La Constitución se ha ganado por todo ello reconocido prestigio dentro y fuera de este país. Pero, a pesar de ello, tiene aquí, en el interior, dos enemigos de la que hay que defenderla denodadamente. El primer grupo de adversarios es el que pone en duda el hito fundacional. La Constitución fue resultado de un extraordinario esfuerzo de generosidad de todas las partes que convergieron en ella en 1978. Quienes habían perdido la guerra en la defensa de la República fueron los primeros en abonar la reconciliación. Del otro lado, los herederos de los golpistas entendieron la necesidad de facilitar sin apenas resistencia el fin de aquel régimen viciado de origen y detestable en su desarrollo. Pues bien: hoy un sector de opinión fácilmente identificable rechaza la «cobardía» de los progresistas que aceptaron aquella, a su juicio, innoble confraternización, que habría sido en el fondo una claudicación. Y esta actitud es deleznable porque los valores que inspiraron aquel reencuentro son mucho más excelsos que aquellos otros que ocultan la vindicación bajo un manto de justicia.
Los otros enemigos de la Constitución son quienes, con frialdad pasmosa a pesar de lo desaforado del sofisma, aseguran que el gran pacto constitucional ha caducado puesto que quienes lo votaron ya casi han desaparecido. Esta curiosa tesis cancelaría la Constitución americana, que ha cumplido de sobras los doscientos años, pero también relativizaría el valor de la Revolución Francesa, que es más o menos de la misma época, y arramblaría con todas las constituciones europeas que se promulgaron tras la gran contienda en que fueron derrotados el fascismo y el nacionalsocialismo.
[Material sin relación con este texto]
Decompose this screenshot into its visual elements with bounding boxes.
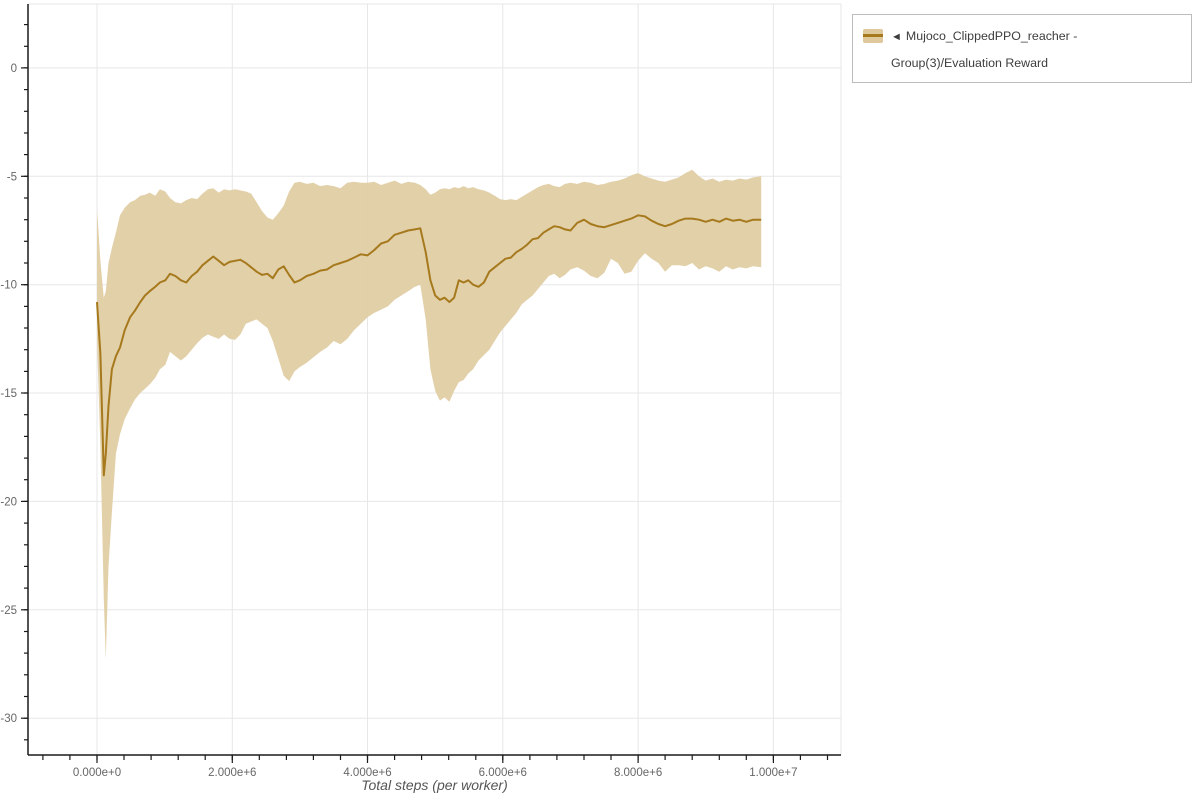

Las constituciones democráticas son abiertas, es decir, reformables por los procedimientos que ellas mismas establecen. No son revocables ni caducan. Están por tanto vigentes los valores fundacionales y quienes quieren subvertirlos están intentando cometer una gran estafa. Estafa que no consentiremos porque quienes contribuimos a llevar a cabo aquella proeza originaria y quienes hoy comparten masivamente sus contenidos tienen el deber de preservar el legado y transmitírselo íntegramente a las futuras generaciones. Por todo ello, la democracia es una fiesta. La de la libertad y la convivencia. Y su onomástica, una excelente noticia que llena de prestigio su longevidad.